The whole thing is reminiscent of the enigma around Joyce's first book Et Tu Healy (possibly Parnell) which we dealt with in some depth at the late Bookride. There are no copies known of this book said to have been written by Joyce when he was 9 and published by his proud father in 1891. With some authors their first book is known in only a few copies - Machen's Eleusinia (1881) in only one copy (according to Ahearn*) and Byron's Fugitive Pieces (1806) in just 3 copies and William Carlos Williams Poems (1909) (according to Ahearn again) exists only in 2 copies in the first state**. It goes without saying that these are all of extremely high value…

* Allen and Patricia Ahearn. Book Collecting. (Putnam's NY 2000)

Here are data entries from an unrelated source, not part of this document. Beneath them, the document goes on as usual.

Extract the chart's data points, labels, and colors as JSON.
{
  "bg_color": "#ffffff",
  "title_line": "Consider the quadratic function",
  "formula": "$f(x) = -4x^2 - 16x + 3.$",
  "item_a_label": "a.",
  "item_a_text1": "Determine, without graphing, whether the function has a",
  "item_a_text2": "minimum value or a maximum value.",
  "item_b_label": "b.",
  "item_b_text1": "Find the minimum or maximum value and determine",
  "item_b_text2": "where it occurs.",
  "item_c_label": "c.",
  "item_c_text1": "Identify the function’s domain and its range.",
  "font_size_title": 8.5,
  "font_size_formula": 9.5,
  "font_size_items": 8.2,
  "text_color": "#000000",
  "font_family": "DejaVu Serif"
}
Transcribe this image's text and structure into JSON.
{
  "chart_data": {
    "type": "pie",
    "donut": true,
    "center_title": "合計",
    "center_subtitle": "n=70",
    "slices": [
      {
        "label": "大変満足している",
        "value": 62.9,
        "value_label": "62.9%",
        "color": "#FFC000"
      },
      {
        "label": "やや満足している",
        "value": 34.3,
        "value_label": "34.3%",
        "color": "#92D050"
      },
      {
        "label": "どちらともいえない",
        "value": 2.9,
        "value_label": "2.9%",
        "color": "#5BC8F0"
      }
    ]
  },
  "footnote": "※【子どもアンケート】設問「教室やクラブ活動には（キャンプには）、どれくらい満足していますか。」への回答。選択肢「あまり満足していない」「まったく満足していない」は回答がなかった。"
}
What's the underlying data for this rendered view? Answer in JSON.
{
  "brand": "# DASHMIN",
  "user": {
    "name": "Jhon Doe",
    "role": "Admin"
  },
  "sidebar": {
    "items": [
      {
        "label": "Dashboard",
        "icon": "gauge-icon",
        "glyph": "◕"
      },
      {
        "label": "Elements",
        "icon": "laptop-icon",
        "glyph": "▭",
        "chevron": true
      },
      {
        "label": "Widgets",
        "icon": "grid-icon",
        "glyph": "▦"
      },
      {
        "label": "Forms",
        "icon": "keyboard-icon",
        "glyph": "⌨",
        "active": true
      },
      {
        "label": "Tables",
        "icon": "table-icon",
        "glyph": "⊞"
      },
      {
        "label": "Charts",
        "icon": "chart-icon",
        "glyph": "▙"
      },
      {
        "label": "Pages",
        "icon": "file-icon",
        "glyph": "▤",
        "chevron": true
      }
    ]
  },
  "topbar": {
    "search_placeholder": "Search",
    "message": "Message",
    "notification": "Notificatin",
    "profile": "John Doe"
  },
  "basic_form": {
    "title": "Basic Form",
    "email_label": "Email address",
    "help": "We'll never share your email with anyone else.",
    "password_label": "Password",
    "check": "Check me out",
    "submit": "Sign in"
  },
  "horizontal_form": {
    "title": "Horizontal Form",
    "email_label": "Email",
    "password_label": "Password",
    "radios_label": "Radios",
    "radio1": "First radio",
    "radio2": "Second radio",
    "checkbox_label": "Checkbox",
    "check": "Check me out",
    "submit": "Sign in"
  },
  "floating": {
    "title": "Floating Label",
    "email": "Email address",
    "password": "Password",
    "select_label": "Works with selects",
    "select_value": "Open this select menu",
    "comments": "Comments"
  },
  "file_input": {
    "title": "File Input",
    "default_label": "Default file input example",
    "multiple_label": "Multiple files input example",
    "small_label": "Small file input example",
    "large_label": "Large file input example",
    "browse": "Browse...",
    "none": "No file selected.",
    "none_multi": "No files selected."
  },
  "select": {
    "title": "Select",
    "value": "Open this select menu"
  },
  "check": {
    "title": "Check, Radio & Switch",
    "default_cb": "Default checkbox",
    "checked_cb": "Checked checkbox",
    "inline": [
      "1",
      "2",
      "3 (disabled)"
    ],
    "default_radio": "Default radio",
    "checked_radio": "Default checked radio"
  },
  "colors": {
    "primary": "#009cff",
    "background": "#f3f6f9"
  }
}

** You need a comma in line 5...

2 thoughts on “Nabokov’s first book

  1. Anonymous

    According to the Friends of Arthur Machen, Eleusinia was first published as a pamphlet and limited to 100 copies. Yale has a copy that belonged to Machen's father, a facsimile of which was used for the society's expanded edition in 2013. Is the Yale copy the only one known to exist?

  2. admin Post author

    The one copy of Eleusinia notion comes from Ahearn's book of first books. If a 100 were printed surely more would have survived. The Machen Society reprint has an article about collectors and the book. The author is not stated it just seems to be by 'A Former Member of H.C.S' and it was published in Hereford.